My first diary entry! Jan 17, 1994
I have been writing about my life since as far back as I can remember. My childhood bedroom has a shelf full of journals dating back to 1994, when my mother gifted me my first diary at age 7. My first entry stated the name of my best friend at the time as well as a current crush (Jose with blue "ese"). I also noted my five-year-old sister's boyfriend's name  and a piece of hard news: the Northridge earthquake in L.A.

Since then, my journal entries have waxed and waned. Some journals have dates that skip months, even years. Other notebooks, often when I'm traveling, are thick with scratchy pen ink and mementos, and span just a few weeks. Depending on my life circumstances, entries might be long, drawn out soliloquies about life and love. Or, an entry might be a bullet point list of flowers I've learned to identify or a snippet of conversation overheard at the deli counter.

My journal might never be a completely accurate account of every detail about my life, but if  nothing else, it serves to jog my reflective capabilities. What did I do today? What was significant about my waking, or non-waking, hours? (I keep my journal beside my bed to jot down my dreams first thing in the morning.)

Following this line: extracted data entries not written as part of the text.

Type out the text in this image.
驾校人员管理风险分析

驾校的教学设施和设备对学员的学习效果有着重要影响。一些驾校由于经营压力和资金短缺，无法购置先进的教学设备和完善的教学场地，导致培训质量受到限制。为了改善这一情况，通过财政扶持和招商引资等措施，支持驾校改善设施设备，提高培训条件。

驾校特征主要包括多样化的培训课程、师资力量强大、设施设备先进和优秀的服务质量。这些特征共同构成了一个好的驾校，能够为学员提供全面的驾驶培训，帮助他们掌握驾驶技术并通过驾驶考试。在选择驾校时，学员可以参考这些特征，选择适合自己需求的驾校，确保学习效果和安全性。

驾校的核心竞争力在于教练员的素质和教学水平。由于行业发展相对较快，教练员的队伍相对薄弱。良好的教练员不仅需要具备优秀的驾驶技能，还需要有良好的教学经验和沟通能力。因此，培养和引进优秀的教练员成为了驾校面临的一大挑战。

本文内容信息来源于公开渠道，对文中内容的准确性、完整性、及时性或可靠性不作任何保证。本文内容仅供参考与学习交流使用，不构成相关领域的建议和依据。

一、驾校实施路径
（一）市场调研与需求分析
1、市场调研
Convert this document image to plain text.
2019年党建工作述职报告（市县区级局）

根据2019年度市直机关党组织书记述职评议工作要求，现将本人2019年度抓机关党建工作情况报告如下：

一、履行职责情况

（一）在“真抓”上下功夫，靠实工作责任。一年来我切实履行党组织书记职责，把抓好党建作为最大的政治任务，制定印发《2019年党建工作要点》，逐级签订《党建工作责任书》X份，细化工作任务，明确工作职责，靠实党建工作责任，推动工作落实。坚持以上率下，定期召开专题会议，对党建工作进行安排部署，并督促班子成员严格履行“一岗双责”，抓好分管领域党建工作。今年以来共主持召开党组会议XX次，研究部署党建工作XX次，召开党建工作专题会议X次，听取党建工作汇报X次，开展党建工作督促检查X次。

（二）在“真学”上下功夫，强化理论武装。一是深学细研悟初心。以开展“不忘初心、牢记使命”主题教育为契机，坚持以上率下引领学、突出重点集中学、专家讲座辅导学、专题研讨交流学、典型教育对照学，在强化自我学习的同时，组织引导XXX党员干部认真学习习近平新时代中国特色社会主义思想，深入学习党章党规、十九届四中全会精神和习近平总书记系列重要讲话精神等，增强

Another reason why I continue to scribble in my journal every night before bed is because it keeps me writing. Even if I'm dead tired, I can still manage to squeeze out a few lines about my day. Usually, what starts as a quick list might turn into a deeper exploration of my friendship with a garden snake, or a growing attachment to my daily bike commute. Later, when I'm writing for "real," I often find myself pawing the pages of my journal, looking for certain passages or reflections. As a memoirist, these notebooks become my primary research later on. Still, when I am writing in my journal today, I can never know what moment might be gold to be in a few years time. Interestingly, it is often the most mundane moments that are most significant.

In Robert Olen Butler's book about writing fiction, From Where You Dream, he writes about using your journal as another way to practice the elements of fiction writing; write in scene, use all the senses, incorporate dialogue. This is another great way that journal writing can inform our "real" writing.

Do you keep a journal? Do you keep a hard notebook or documents filed away on your laptop? Do you write every day or only when something great or terrible happens? Tell me about your journal keeping life!